Overnight, half of Hong Kong's Internet firms set out to relaunch their dull and generic consumer Web portals as dull and generic financial portals.

In place of the general news, downloads, forums, freemail, links and delayed stock quotes would come financial news, downloads, forums, freemail, links and delayed stock quotes.

Our financial portals are not all bad. Thanks to an early start, Hong Kong is streets ahead of most Asian cities in the quality of online analysts. But we do have too many portals, with little to distinguish most.

Now that most local online brokerages, such as Cash Online and Boom.com, provide a wide range of financial news and tools, the time seems appropriate for consolidation. One of the biggest of the generics is Finet Online, at www.e-finet.com. Offering all the standard stock prices, financial news wires, jobs, portfolio and investment tools, Finet stays strictly by the build-your-own portfolio instruction manual.

It is a good site though, updated daily with comprehensive Hong Kong investment news and advice.

The most interesting part is the 'Tea House' section, where visitors can get together to spread rumours and gossip.

Like Finet, Quamnet is a major local site, with virtually identical offerings. Aimed primarily at stock traders, it has a good range of tools to help investors track and analyse their stock performance. Quamnet's most valuable feature is its columnists. Though the site boasts five experienced analysts, only two - Tony Measor and Stephen Vines - seem to still be on the payroll. The other three - Chan Wing-luk, Stuart Wolfendale and the Sunday Morning Post's K L Law - have not contributed a word since May.

AsiaFinance.com also offers a good selection of columnists to bolster its wide range of news and investment tools. As its name implies, AsiaFinance looks beyond Hong Kong and is doing its best to become an Asian portal. One different selling point is that the site mixes old and new media by producing its own hard-copy magazine.

Canada's Stockhouse.com operates a chain of six global financial portals, with one in Hong Kong.

While Stockhouse.com.hk does generate good local content and has all the usual investment tools, its main strength is as a consolidator. The site collects news stories from Web sites around the world which it then posts, or links to. It is not much of a plan, but for now it works.
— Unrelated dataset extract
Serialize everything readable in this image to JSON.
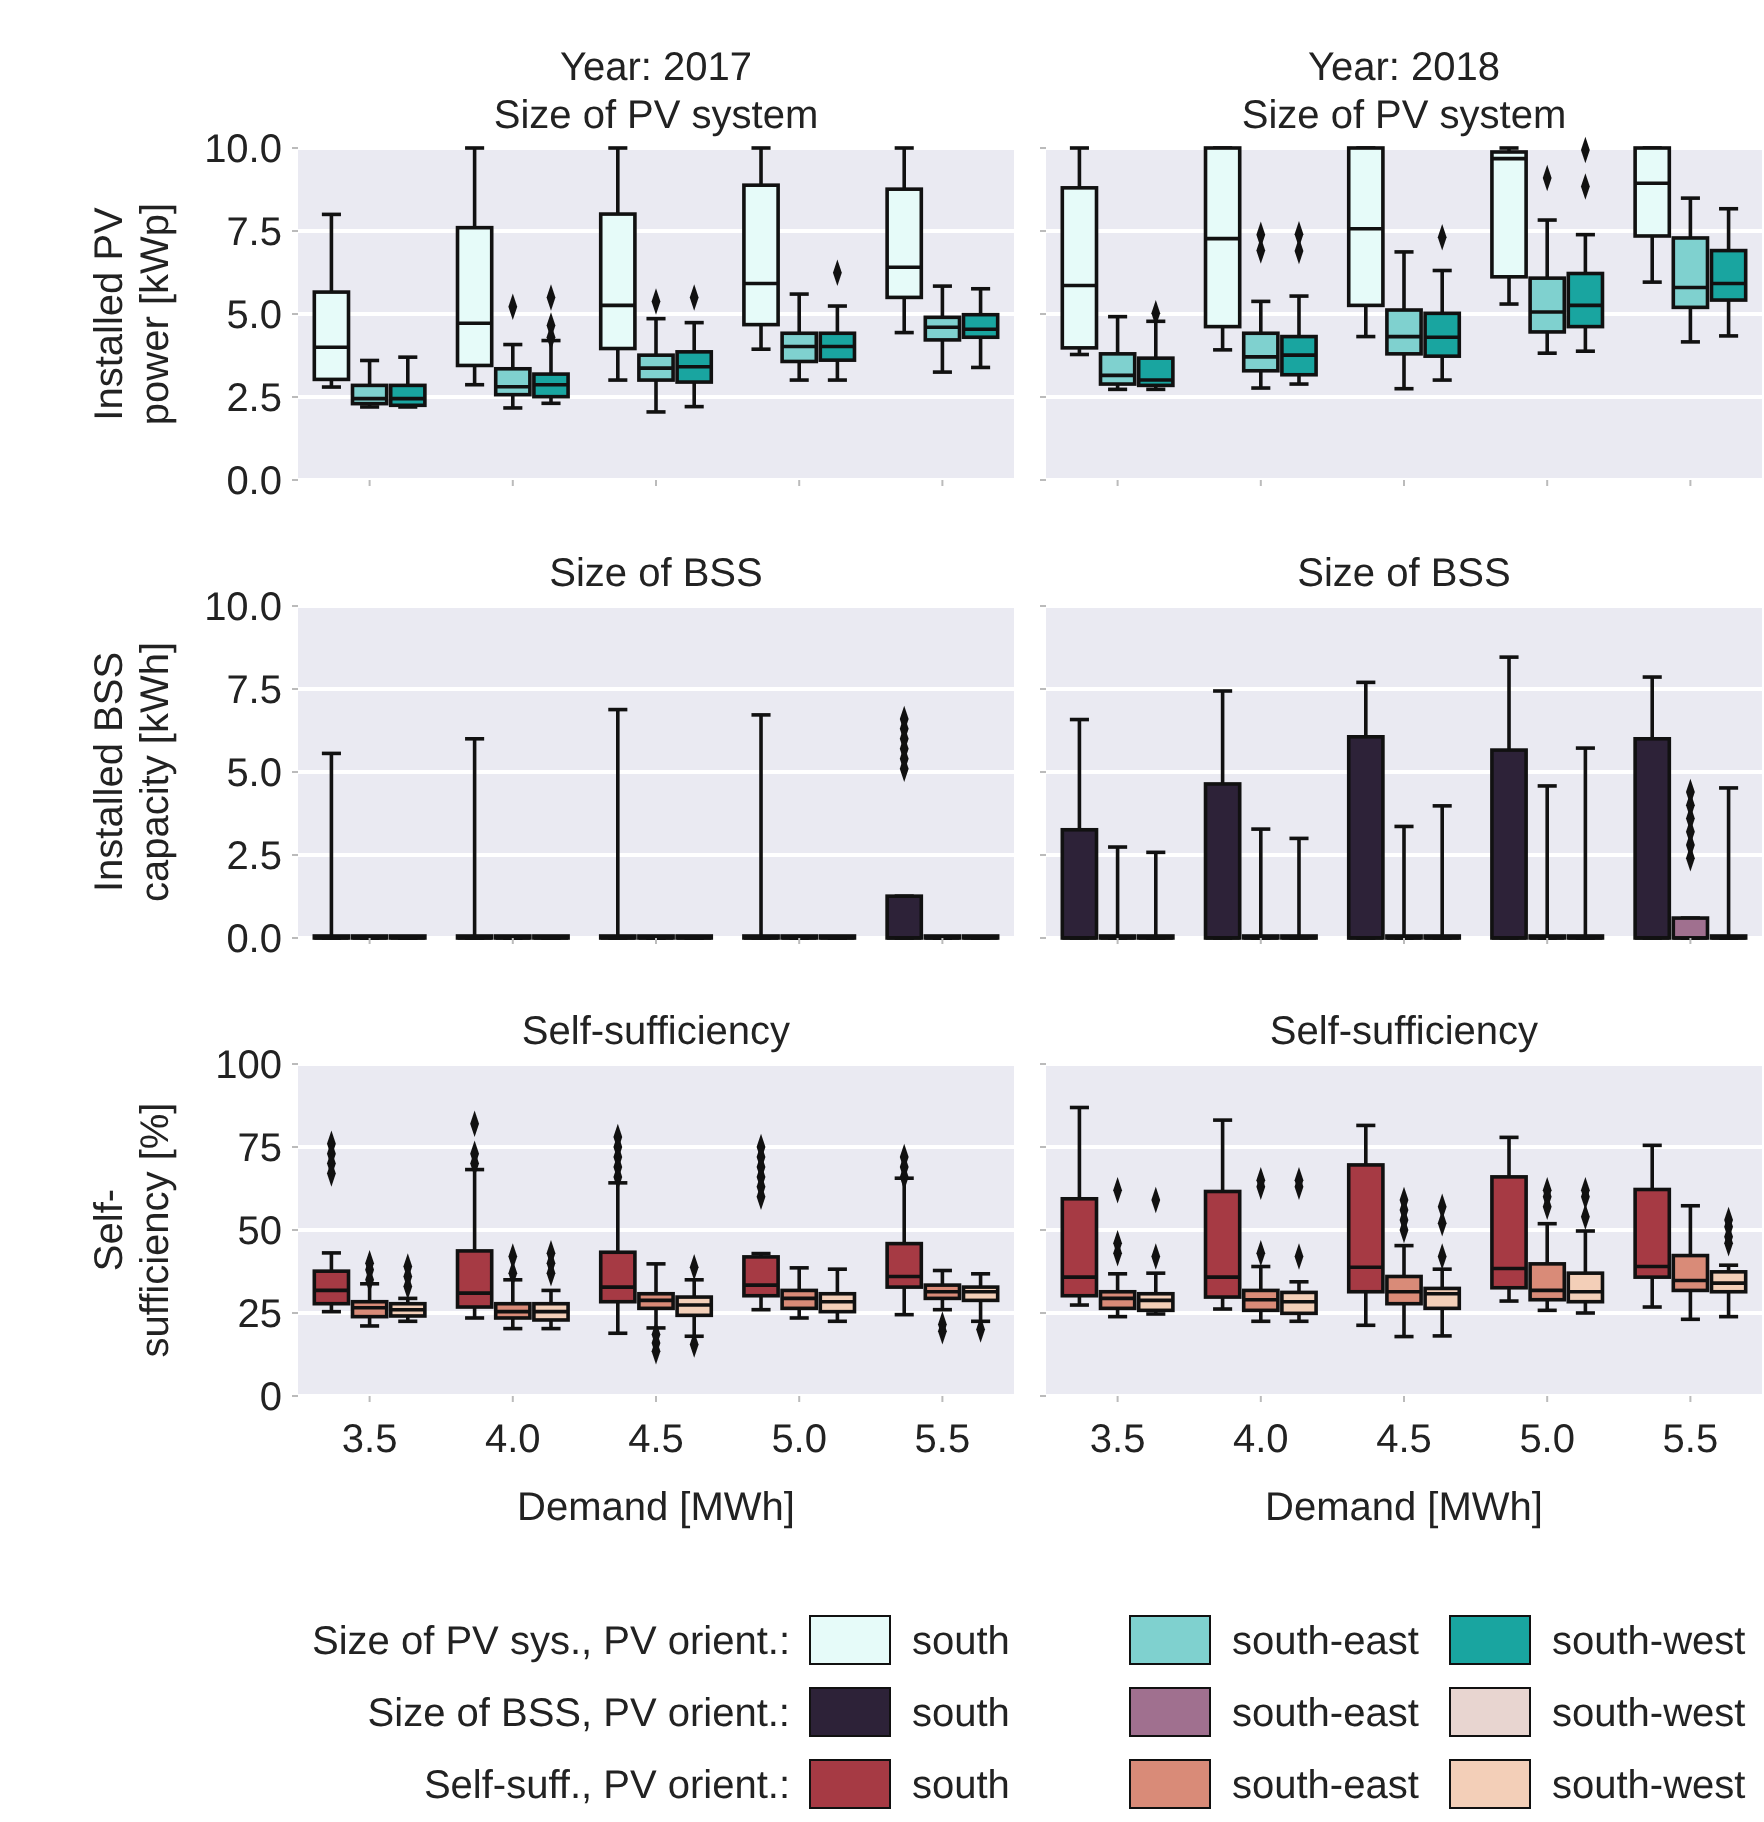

One good site that still deserves to be consolidated is HK Growth. The little gem, at www.hkgrowth.com, actually devotes itself to Hong Kong's much-loved and valued Growth Enterprise Market (GEM).

HK Growth is an easy site to get around, with some good tools and analysis, but judging by the GEM's performance to date, do we really need Web sites dedicated to this one, feeble market?

For my money, the most enjoyable local financial news site is the Webb Site, at www.webb-site.com. Though it is not strictly a portal, this one-man operation, written and maintained by maverick financial analyst David Webb, is as close to the edge as you will find.

Mr Webb goes to great pains to tear his victims apart and provides an e-mail newsletter to let you know whenever the site is updated - usually once a week.

AsiaWise is another maverick financial news service and the newest kid in town. Although the site has not been launched yet, by signing up at www.asiawise.com you can get twice-weekly news updates via a free newsletter.

Like the Webb Site, AsiaWise is generally well-written, hard-hitting and cynical, particularly when kicking the stuffing out of anything with a dotcom suffix to its name.

The aggression can be disturbing at times, with some recent columns letting balance give way to plain old abuse.